Trap number 2; there are two different patchable versions of Internet Explorer, the download patches have the same Q319182.EXE file name, but are internally different and incompatible - and there's no "readme" or equivalent whereby these files will document themselves.
If you know your Internet Explorer is "too old" for a simple patch, then you are to download and install a newer version of Internet Explorer and Outlook Express. You are advised to follow the default installation procedure to do a full install; you are specifically advised against going "custom", and it is not stated which parts of the full install are required to fix the flaw.
However, on the IE/OE downloads I've seen, the default installation is "minimal install". You have to choose "Customize your browser" instead, and then choose "Full" from the dropdown list in the dialog that follows - a bit different to the advice to "not go Custom", and that's trap number 3.
The safe, fixable and the doomed
Internet Explorer 5.01 SP2 and later - OK
Internet Explorer 5.5 SP2 and later - OK
Internet Explorer 6 and later - OK
Internet Explorer 5.01 SP1 - patchable
Internet Explorer 5.5 SP1 - patchable
Anything older - doomed, must be upgraded
What this means is that any Windows version older than XP is in fact unpatchable, as none of those OSs ships with Internet Explorer Service Packs applied. Windows Millennium includes IE 5.5 SP0, Windows 98 Second Edition includes IE 5.00, and anything older is older.

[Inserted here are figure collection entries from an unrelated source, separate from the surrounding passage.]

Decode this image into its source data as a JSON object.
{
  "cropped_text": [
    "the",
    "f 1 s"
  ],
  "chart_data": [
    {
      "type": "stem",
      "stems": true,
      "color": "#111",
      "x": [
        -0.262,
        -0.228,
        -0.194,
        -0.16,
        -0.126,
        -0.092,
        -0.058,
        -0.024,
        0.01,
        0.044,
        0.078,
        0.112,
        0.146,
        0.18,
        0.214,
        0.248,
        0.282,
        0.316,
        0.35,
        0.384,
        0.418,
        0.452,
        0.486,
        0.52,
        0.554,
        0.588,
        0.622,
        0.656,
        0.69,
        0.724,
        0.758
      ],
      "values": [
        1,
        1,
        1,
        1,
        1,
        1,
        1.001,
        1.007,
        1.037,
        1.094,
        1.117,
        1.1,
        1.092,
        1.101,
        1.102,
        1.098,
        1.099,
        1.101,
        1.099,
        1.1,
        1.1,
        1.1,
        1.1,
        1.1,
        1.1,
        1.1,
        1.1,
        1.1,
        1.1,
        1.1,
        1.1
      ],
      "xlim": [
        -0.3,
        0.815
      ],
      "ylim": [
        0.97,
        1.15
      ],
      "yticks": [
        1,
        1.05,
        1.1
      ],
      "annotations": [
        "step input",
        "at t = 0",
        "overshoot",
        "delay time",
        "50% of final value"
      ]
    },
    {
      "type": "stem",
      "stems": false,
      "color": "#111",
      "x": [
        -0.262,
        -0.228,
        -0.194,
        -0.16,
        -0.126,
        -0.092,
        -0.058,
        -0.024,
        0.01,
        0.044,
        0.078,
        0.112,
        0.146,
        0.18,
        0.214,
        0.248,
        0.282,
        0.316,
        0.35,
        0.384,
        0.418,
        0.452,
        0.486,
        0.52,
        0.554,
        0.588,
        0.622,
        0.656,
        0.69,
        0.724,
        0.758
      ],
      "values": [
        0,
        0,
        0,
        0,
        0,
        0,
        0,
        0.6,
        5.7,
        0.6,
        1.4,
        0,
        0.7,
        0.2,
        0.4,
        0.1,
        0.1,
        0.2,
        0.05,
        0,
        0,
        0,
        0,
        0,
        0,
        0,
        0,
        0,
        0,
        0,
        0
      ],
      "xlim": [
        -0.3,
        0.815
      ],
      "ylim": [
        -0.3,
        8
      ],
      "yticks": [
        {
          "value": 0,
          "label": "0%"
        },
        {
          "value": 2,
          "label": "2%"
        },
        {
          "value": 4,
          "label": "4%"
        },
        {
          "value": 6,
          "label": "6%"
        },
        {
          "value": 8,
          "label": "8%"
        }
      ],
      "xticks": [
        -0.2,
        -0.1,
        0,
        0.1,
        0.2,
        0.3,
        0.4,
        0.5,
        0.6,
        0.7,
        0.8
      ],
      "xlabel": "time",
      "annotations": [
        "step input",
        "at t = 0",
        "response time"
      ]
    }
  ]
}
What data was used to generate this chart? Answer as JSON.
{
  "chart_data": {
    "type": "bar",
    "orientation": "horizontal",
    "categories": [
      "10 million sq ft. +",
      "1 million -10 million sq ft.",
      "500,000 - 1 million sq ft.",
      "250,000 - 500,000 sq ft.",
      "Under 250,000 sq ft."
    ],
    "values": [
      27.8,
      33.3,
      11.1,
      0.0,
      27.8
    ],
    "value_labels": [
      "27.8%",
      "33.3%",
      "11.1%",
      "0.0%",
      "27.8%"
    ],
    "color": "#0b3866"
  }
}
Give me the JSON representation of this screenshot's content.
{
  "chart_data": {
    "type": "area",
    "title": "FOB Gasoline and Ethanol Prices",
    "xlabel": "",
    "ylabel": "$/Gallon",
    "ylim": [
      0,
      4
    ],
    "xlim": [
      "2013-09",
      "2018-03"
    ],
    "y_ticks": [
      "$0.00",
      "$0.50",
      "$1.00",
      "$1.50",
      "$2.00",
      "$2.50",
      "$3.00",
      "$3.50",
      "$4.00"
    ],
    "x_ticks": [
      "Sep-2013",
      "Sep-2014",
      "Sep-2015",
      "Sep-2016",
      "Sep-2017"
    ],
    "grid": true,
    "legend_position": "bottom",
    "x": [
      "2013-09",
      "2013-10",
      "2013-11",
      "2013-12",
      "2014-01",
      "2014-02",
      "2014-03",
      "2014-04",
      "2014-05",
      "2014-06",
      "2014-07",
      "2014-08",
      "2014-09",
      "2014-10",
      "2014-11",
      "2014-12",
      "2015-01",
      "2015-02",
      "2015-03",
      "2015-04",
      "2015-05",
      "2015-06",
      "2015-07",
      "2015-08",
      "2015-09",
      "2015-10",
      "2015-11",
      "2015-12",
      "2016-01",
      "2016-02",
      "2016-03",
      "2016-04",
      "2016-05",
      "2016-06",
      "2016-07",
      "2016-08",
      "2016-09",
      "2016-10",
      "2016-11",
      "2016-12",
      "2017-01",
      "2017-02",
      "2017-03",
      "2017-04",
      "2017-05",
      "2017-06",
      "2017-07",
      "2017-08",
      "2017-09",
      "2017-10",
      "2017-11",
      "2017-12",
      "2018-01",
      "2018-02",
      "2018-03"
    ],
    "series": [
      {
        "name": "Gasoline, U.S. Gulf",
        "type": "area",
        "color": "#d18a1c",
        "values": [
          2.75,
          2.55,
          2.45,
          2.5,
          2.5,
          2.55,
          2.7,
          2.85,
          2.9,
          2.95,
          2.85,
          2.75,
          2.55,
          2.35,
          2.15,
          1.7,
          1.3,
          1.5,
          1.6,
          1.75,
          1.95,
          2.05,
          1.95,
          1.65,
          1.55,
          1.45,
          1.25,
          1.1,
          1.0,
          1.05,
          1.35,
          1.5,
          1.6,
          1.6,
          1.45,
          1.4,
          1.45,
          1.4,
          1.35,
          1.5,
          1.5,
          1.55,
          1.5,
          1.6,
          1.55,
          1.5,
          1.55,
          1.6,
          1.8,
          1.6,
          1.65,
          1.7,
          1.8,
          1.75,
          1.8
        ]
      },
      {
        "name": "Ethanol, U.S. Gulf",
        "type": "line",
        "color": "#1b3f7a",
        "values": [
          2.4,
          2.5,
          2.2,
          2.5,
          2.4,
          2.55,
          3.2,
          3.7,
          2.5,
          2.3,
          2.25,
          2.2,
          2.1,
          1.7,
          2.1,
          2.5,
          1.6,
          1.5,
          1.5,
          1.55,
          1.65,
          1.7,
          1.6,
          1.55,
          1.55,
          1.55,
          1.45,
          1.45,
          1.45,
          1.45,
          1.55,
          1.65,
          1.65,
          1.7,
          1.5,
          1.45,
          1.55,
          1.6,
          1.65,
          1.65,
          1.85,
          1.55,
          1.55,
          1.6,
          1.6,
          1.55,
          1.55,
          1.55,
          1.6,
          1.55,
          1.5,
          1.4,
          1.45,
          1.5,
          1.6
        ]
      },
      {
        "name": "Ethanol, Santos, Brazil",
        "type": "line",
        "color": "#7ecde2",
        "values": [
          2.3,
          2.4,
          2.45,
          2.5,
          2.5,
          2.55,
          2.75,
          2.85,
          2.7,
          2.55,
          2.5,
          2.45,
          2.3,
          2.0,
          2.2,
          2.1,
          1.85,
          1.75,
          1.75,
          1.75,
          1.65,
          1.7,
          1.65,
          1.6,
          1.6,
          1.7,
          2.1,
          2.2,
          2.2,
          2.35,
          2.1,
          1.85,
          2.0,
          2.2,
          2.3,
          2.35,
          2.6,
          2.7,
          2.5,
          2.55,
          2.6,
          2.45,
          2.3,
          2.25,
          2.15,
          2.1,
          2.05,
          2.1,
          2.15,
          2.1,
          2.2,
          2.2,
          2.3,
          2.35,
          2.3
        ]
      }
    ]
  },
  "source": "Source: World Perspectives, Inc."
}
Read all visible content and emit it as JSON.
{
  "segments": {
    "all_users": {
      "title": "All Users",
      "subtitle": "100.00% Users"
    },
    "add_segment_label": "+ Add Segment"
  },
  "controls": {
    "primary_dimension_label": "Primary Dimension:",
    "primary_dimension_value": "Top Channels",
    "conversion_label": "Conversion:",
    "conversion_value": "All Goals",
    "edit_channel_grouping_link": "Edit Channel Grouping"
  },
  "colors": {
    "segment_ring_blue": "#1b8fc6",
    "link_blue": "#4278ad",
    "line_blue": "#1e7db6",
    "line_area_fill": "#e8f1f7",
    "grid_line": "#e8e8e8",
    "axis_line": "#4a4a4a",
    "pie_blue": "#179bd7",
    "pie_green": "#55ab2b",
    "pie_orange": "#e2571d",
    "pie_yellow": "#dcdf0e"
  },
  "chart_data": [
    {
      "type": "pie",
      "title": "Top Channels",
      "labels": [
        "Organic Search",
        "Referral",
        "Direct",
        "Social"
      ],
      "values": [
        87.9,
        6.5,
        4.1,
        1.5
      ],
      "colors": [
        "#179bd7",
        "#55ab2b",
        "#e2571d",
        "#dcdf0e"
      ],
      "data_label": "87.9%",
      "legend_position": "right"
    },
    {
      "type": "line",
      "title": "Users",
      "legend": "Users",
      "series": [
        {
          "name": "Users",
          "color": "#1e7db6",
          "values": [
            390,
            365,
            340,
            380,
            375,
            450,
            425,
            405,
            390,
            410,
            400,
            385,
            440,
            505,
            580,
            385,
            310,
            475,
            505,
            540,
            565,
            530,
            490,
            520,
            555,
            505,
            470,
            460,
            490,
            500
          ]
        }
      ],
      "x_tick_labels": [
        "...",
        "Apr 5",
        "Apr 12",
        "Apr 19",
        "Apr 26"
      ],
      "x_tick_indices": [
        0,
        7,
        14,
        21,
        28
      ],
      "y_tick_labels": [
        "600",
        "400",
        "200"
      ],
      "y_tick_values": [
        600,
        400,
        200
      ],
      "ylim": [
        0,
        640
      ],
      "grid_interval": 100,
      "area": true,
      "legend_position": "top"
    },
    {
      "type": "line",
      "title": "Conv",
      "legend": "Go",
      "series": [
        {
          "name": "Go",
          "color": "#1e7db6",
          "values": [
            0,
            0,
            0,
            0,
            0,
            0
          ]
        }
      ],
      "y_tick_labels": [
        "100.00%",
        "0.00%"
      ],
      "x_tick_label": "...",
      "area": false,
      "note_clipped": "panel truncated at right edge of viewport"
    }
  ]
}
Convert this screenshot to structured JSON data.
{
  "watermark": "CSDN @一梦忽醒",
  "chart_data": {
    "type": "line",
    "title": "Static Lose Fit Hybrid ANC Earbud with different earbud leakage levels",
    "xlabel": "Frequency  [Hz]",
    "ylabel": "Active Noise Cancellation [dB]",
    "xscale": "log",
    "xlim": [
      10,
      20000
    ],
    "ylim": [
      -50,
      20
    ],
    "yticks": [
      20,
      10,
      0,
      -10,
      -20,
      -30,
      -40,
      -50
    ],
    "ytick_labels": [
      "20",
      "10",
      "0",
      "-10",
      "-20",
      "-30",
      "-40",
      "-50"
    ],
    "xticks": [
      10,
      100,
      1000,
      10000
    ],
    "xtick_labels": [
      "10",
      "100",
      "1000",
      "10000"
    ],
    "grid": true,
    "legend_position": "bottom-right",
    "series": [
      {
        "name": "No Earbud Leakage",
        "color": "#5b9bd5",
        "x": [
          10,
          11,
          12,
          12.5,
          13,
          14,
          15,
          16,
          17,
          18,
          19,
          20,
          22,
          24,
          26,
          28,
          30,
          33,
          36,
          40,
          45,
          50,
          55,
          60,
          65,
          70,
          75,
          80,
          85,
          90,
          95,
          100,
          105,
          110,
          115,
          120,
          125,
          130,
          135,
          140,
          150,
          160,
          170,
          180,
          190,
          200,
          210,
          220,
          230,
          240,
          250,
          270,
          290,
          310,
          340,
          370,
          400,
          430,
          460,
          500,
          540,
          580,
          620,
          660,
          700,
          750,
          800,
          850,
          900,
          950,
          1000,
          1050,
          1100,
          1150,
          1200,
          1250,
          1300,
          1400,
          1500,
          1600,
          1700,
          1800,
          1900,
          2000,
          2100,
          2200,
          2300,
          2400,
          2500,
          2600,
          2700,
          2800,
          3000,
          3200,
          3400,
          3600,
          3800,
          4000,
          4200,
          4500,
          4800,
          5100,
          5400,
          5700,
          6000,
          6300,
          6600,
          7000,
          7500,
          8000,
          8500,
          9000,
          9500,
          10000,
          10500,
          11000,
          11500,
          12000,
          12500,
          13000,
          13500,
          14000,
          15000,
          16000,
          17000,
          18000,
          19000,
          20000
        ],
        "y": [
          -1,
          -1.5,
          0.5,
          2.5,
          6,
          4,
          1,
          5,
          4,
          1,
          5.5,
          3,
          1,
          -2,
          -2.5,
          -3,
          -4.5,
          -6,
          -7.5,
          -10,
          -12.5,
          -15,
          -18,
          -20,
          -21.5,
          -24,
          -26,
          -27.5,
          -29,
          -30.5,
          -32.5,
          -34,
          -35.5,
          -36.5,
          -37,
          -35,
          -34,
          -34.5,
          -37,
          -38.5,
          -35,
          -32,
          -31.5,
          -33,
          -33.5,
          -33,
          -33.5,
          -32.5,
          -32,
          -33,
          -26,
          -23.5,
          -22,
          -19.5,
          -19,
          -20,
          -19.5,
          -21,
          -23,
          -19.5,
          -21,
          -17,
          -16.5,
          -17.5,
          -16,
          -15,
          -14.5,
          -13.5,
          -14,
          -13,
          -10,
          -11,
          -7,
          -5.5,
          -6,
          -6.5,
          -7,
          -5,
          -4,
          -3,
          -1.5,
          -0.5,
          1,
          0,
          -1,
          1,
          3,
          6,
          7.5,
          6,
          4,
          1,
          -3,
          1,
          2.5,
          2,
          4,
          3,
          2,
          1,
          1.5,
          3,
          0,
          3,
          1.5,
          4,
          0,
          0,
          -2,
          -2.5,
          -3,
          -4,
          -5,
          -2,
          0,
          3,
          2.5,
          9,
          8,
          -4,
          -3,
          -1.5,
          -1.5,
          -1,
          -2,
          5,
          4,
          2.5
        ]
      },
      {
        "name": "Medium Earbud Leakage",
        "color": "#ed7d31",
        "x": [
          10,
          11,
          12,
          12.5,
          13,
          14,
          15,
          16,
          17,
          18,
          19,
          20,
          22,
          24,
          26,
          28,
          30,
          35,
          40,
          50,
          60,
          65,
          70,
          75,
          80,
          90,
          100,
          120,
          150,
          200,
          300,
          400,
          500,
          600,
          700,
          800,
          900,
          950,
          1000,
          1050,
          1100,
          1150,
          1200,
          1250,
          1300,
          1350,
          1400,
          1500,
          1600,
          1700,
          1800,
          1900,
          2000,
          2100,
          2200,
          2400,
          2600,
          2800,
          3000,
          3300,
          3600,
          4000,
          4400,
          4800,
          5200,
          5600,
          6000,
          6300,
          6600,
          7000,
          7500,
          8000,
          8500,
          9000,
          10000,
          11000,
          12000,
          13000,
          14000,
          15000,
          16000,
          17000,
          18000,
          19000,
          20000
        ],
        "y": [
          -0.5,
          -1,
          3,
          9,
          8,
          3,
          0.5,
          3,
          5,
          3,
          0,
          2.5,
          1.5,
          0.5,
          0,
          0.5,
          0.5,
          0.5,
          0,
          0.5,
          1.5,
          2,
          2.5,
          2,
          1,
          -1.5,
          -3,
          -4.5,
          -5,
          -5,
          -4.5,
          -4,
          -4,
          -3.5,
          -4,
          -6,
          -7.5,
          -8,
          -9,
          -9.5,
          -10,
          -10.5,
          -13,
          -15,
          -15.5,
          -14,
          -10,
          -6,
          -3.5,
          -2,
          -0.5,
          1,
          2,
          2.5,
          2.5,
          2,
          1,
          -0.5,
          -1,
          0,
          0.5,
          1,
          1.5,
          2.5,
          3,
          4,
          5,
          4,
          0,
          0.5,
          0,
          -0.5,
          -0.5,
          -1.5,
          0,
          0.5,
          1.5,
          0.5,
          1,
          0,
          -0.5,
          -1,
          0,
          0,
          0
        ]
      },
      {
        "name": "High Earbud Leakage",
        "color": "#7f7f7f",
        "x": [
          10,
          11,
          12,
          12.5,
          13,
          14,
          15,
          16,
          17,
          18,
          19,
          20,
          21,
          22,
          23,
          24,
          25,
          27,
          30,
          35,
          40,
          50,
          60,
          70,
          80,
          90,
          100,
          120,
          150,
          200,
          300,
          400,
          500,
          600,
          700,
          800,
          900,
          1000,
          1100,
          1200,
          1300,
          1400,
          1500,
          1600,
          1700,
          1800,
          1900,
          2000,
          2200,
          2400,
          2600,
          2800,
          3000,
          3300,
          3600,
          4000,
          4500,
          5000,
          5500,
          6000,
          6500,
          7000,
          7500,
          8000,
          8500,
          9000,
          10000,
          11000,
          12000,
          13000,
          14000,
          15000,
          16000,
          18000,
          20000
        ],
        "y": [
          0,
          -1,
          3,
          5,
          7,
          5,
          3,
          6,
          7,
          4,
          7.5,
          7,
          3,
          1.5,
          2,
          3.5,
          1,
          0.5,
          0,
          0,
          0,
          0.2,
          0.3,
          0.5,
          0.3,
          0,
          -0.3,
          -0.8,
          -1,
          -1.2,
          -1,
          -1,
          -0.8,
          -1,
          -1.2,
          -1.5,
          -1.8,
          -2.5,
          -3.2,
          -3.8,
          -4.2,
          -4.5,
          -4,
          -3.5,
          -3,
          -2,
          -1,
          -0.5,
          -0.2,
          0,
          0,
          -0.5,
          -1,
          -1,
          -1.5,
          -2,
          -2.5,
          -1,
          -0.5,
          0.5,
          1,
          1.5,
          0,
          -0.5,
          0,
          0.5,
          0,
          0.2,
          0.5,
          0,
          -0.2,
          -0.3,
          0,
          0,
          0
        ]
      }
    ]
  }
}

Internet Explorer 6 will not install on any Windows 95 subversions, so you would have to use one of the fixed or fixable Internet Explorer 5.01 or 5.5 subversions. It's not clear whether really old versions of Internet Explorer, such as 3.xx, are at risk - which creates a problem for older PCs that lack the RAM and hard drive space required for Internet Explorer 5.xx, and as these are likely to be too slow to run contemporary "underfootware" antivirus utilities, the risk becomes significant.
Salting them wounds
Having compelled you to upgrade Internet Explorer in "full" mode, the installation then leverages that famous Windows User Interface monopoly to push Outlook Express and (for Millennnium users) Windows Media Player in your face again. Icons for these are liberally dotted over desktop, Start menu, Programs base level and Quick Launch, and in some cases the shortcuts are set as read-only, so that newbies will be scared off deleteing them.
If you should run one of these Outlook Express icons, Outlook Express will immediately set about making itself at home; importing mail account settings and message stores from competing applications, and setting itself as the default email application.
There are reasons why you may want to Just Say No - plus, if you had previously applied risk management to disable Windows Scripting Host, you'd have to do that all over again too.